Dinner was supposed to be spaghetti however Ro brought home pizza so i had a small serving of spaghetti and then a few pieces of pizza.

I gave in to temptation. It is out of my system. Tomorrow will be a good day. I am going to do this!

Monday, January 3, 2011

Day 2

Today I slacked a bit but I am very proud of myself in other ways. We went to Chick-Fil-A for lunch. Normally I would have 3 biscuits and fries. Today i had one and a half and drank a small diet lemonade. Then for lunch I had a glass of milk and graham crackers. Dinner was a chicken breast, 1/4 cup steamed white rice and 2 servings of broccoli. I am also drinking water with every meal.

For exercise I walked 3.2 miles today. It was really refreshing even though it got pretty cold. I can do this. I also set up my plan on the wii. I am going to do this. Slow and steadily I will become the person I want to be.

Sunday, January 2, 2011

Today is the First Day

Today is the day I am starting a new life. Today I start a lifestyle change instead of a diet plan. Today is the first day of finding that skinny beautiful woman I know I can be. All my life I have been a larger woman, I have blamed genes and my parents but I know now I am responsible for it all. I never had to put that food in my mouth or eat quite as much. Because of my action I am the way I am now.

My current stats as of 1/1/2011 is 241 lbs. I am only 5 ft 4 inches tall so I really need to get in shape. My current goal is 198. I was 198 when I met my husband. Maybe I was smaller but for some reason 198 sticks in my mind. I honestly think when I get to that number I will be motivated. That will be almost 50 lb weight loss. My ultimate goal would be 160. Once I get there I will be satisfied. I hope when I get there I will finally changed my lifestyle and I can be the me that has always been inside.

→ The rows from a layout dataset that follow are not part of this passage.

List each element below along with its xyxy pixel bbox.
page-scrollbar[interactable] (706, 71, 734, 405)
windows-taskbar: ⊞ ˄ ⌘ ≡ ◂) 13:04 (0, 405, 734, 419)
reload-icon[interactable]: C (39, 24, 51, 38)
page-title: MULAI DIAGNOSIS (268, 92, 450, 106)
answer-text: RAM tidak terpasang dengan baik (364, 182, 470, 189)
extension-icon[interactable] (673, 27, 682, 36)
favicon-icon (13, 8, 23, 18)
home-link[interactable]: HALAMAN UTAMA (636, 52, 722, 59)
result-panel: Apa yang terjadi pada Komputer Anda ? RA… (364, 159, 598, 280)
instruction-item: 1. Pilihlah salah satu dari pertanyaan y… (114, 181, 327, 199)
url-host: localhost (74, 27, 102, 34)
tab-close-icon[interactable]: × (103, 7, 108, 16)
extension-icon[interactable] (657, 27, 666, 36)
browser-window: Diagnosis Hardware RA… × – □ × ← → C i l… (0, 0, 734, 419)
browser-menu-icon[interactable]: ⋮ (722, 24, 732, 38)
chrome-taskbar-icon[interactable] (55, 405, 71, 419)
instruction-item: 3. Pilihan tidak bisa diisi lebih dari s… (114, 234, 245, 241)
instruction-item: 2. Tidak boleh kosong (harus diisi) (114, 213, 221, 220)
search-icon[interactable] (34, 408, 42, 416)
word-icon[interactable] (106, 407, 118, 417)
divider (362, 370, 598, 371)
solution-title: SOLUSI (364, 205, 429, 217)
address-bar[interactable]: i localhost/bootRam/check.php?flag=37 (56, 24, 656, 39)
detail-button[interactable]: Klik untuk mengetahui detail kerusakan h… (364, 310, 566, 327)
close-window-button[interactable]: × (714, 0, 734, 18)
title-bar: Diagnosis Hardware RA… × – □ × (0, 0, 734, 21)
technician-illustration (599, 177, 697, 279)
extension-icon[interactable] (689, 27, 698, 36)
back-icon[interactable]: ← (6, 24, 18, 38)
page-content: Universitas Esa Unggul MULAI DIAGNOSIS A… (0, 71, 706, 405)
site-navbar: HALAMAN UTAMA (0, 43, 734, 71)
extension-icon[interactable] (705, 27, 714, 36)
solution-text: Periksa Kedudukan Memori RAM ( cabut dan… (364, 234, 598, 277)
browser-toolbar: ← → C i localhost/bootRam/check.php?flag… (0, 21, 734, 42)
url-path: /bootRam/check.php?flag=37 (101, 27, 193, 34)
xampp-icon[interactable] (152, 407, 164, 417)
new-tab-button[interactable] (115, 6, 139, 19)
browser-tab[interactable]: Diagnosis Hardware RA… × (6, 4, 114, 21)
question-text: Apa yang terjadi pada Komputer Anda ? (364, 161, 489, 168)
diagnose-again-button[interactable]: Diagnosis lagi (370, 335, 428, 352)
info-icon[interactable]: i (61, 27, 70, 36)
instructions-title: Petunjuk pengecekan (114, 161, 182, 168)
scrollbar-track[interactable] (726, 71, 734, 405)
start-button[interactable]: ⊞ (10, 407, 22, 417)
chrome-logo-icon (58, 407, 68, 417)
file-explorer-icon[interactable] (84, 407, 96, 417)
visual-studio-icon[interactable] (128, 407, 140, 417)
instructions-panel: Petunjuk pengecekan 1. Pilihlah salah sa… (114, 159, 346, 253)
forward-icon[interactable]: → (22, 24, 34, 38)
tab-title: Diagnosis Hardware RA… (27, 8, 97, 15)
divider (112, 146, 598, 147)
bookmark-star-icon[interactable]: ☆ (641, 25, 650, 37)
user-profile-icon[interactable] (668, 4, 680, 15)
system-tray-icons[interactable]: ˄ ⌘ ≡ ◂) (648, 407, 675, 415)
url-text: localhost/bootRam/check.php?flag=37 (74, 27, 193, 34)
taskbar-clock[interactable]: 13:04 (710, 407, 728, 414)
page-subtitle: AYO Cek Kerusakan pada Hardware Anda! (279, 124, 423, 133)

I am not honestly doing this for Vanity Reasons. Back in July I was scheduled for gall bladder surgery. I checked into post op and instead of taking my gall bladder out I was rushed to the er. My bp was 220/124 I was near stroke. The dr currently has me on two different meds. I am told if I lose weight I will be able to get off of them. My great aunt died from hypertension and I do not want to follow her footsteps I can and will do this for my family.

I am going to be using walking/jogging and Biggest Loser Wii as my main workouts right now. I will get weights and such as the fat melts away. I will also do a Body for Life eating plan when we get paid again. For now I am doing portion control. Wish me luck in this wonderful journey. I am determined to find the skinny girl hiding inside of me.